Sexual abuse expulsion is College first
Last year, Dartmouth's Committee on Standards permanently separated a student for sexual abuse for the first time -- marking a "landmark" for the College, according to Coordinator of the Sexual Abuse Awareness Program Susan Marine.
The 1999-2000 annual COS report says the student was "found responsible for engaging in intimate sexual contact with two different individuals without either woman's consent."
Although no penetration or intercourse occurred in either case, the COS "was concerned about the repeated behavior and what it perceived as the student's lack of candor and awareness of the seriousness of the behavior."
Marine -- who usually advises the accusers during COS hearings -- expressed faith in the decision and said "sexual abuse is violating and dangerous and harmful no matter what form it takes." She suggested that the community should be "less rigid" and more careful before it indiscriminately deems cases of rape as "terrible" and all other cases of sexual abuse as less harmful.
"Until it happened, we didn't really know if the COS would separate anyone," she said. "They seemed much more inclined to give students lengthy suspensions instead of separate them."
Undergraduate Judicial Affairs Officer Marcia Kelly said this case marked a precedent for the COS, but she said she could not predict whether it would lead to similar punishments in the future.
"I think those cases are so hard to compare," she said. "It's not like comparing apples and oranges. It's like comparing apples and planets."
Marine said the landmark COS decision -- although an important step -- would probably not act as a deterrent for possible future offenders.
Two other students were suspended for sexual abuse last year. Alcohol use played a heavy role in both incidents. One, who was found responsible for engaging in sexual intercourse with a female student, following a "long and intense period of consensual, intimate sexual activity" was suspended for two terms.
The other male student, who was suspended for four terms, claimed that the woman was a "willing and enthusiastic partner," according to the COS report. However, the female student said she "clearly articulated" her desire not to have sex or oral sex.
Kelly said reported cases of sexual assault fluctuate year to year, depending partially on campus "folklore" on campus, and reported that judging punishments usually comes down to a "he said, she said" situation.
Concurrently with the COS report, students received Marine's annual SAAP report that gives the statistics from Aug. 1999 through Aug. 2000 in their Hinman Boxes.
The report -- which lists the numbers of rapes, attempted assaults, incidents of unwanted sexual contact and abuse on a yearly basis going back to 1996 -- is unique to Dartmouth.

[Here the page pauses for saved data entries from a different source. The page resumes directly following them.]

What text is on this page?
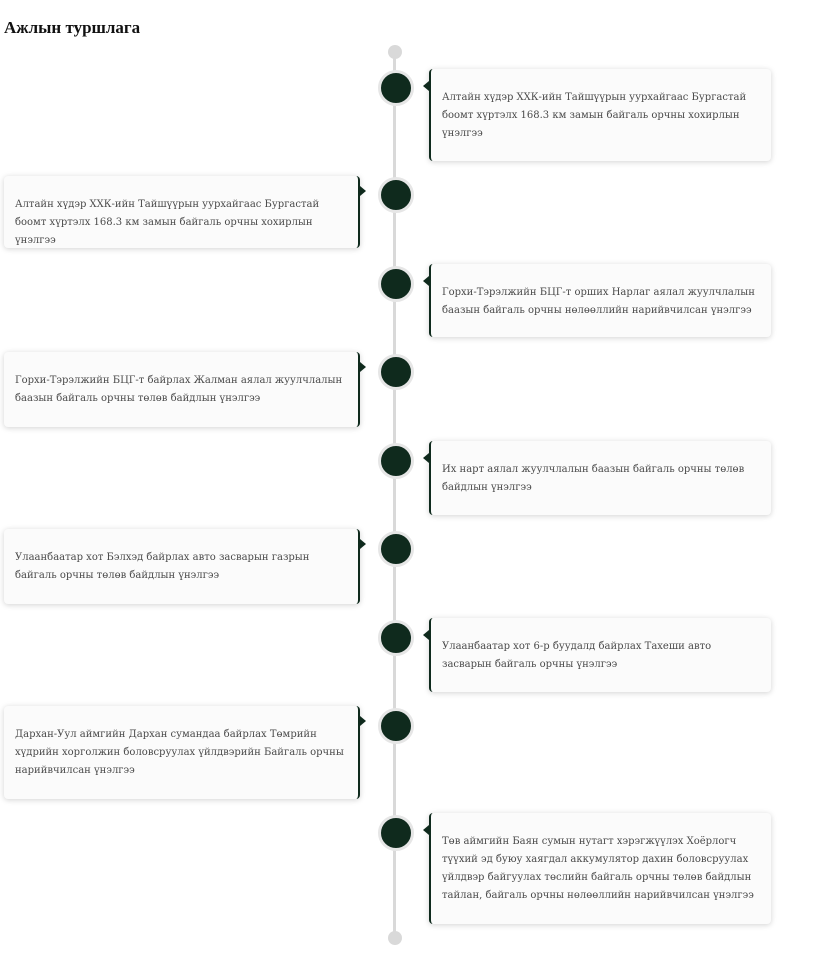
Ажлын туршлага
Алтайн хүдэр ХХК-ийн Тайшүүрын уурхайгаас Бургастай боомт хүртэлх 168.3 км замын байгаль орчны хохирлын үнэлгээ
Алтайн хүдэр ХХК-ийн Тайшүүрын уурхайгаас Бургастай боомт хүртэлх 168.3 км замын байгаль орчны хохирлын үнэлгээ
Горхи-Тэрэлжийн БЦГ-т орших Нарлаг аялал жуулчлалын баазын байгаль орчны нөлөөллийн нарийвчилсан үнэлгээ
Горхи-Тэрэлжийн БЦГ-т байрлах Жалман аялал жуулчлалын баазын байгаль орчны төлөв байдлын үнэлгээ
Их нарт аялал жуулчлалын баазын байгаль орчны төлөв байдлын үнэлгээ
Улаанбаатар хот Бэлхэд байрлах авто засварын газрын байгаль орчны төлөв байдлын үнэлгээ
Улаанбаатар хот 6-р буудалд байрлах Тахеши авто засварын байгаль орчны үнэлгээ
Дархан-Уул аймгийн Дархан сумандаа байрлах Төмрийн хүдрийн хорголжин боловсруулах үйлдвэрийн Байгаль орчны нарийвчилсан үнэлгээ
Төв аймгийн Баян сумын нутагт хэрэгжүүлэх Хоёрлогч түүхий эд буюу хаягдал аккумулятор дахин боловсруулах үйлдвэр байгуулах төслийн байгаль орчны төлөв байдлын тайлан, байгаль орчны нөлөөллийн нарийвчилсан үнэлгээ
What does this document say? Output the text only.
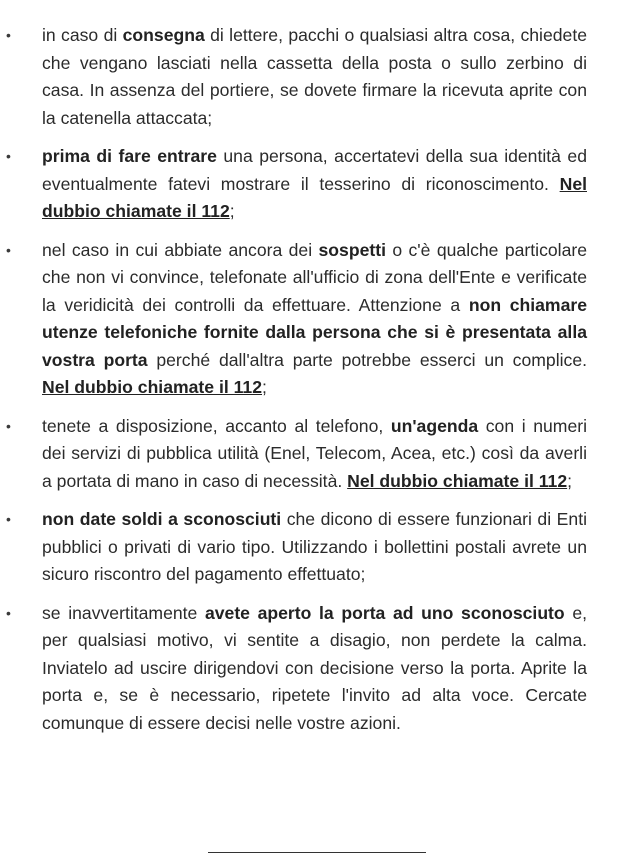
• in caso di consegna di lettere, pacchi o qualsiasi altra cosa, chiedete che vengano lasciati nella cassetta della posta o sullo zerbino di casa. In assenza del portiere, se dovete firmare la ricevuta aprite con la catenella attaccata;
• prima di fare entrare una persona, accertatevi della sua identità ed eventualmente fatevi mostrare il tesserino di riconoscimento. Nel dubbio chiamate il 112;
• nel caso in cui abbiate ancora dei sospetti o c'è qualche particolare che non vi convince, telefonate all'ufficio di zona dell'Ente e verificate la veridicità dei controlli da effettuare. Attenzione a non chiamare utenze telefoniche fornite dalla persona che si è presentata alla vostra porta perché dall'altra parte potrebbe esserci un complice. Nel dubbio chiamate il 112;
• tenete a disposizione, accanto al telefono, un'agenda con i numeri dei servizi di pubblica utilità (Enel, Telecom, Acea, etc.) così da averli a portata di mano in caso di necessità. Nel dubbio chiamate il 112;
• non date soldi a sconosciuti che dicono di essere funzionari di Enti pubblici o privati di vario tipo. Utilizzando i bollettini postali avrete un sicuro riscontro del pagamento effettuato;
• se inavvertitamente avete aperto la porta ad uno sconosciuto e, per qualsiasi motivo, vi sentite a disagio, non perdete la calma. Inviatelo ad uscire dirigendovi con decisione verso la porta. Aprite la porta e, se è necessario, ripetete l'invito ad alta voce. Cercate comunque di essere decisi nelle vostre azioni.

Federal law only mandates that the College release statistics on the number of incidents reported to the Department of Safety and Security and to the Hanover Police. It does not require reports like the ones produced by SAAP or the COS.
"I've never known any other college to put out a report like this," Marine said, describing the amazement of colleagues at other institutions who hear about Dartmouth's explicit and open SAAP report.
"They think that it's just incredibly brave," Marine said, explaining that the report leads to heightened awareness and increased discussion of the issues. There have been slight fluctuations over the past five years in reported incidents, and this year's number of cases is slightly lower than last year's, but the statistics do not show any discernable upward or downward trends.
From August 1999 to August 2000, there were 21 reported cases of sexual assault or rape, down five from last year's 26 cases. There were four incidents of attempted sexual assault or rape this past year, up one from last year, 17 reports of unwanted sexual contact and three cases of relationship domestic abuse.
As the report notes, the statistics it includes are based on the number of confidential reports of sexual abuse reported by students and others, such as deans, coaches, counselors and residential life staff. The statistics do not include incidents that occur while students are off campus or before they matriculate at the College.
Also, the report does not necessarily include the cases that are reported in the Annual Security Report or in the annual Committee on Standards Report.
This discrepancy stems from reporting options. Some victims choose not to report cases at all. Others go exclusively to SAAP. Some go directly to deans or the Undergraduate Judicial Affairs Officer to initiate disciplinary proceedings. Still others go directly to the Hanover Police, to initiate criminal proceedings.
Although Dick's House alerts all students who report to SAAP to the other reporting options, few students actually file official complaints.
Marine said students typically cite concerns that Safety and Security will not maintain confidentiality when they decide not to make official complaints. However, she said she is confident that Safety and Security does protect privacy.
According to Marine, this year's slight drop in total reports to her office could stem from a drop in actual cases or a drop in reported cases.
"The numbers only represent what they represent," she said. "At least those 47 students sought help last year, beyond that, it's hard to draw any conclusions about what those numbers mean."
Marine said the report will continue being published annually -- even though she left the College last week.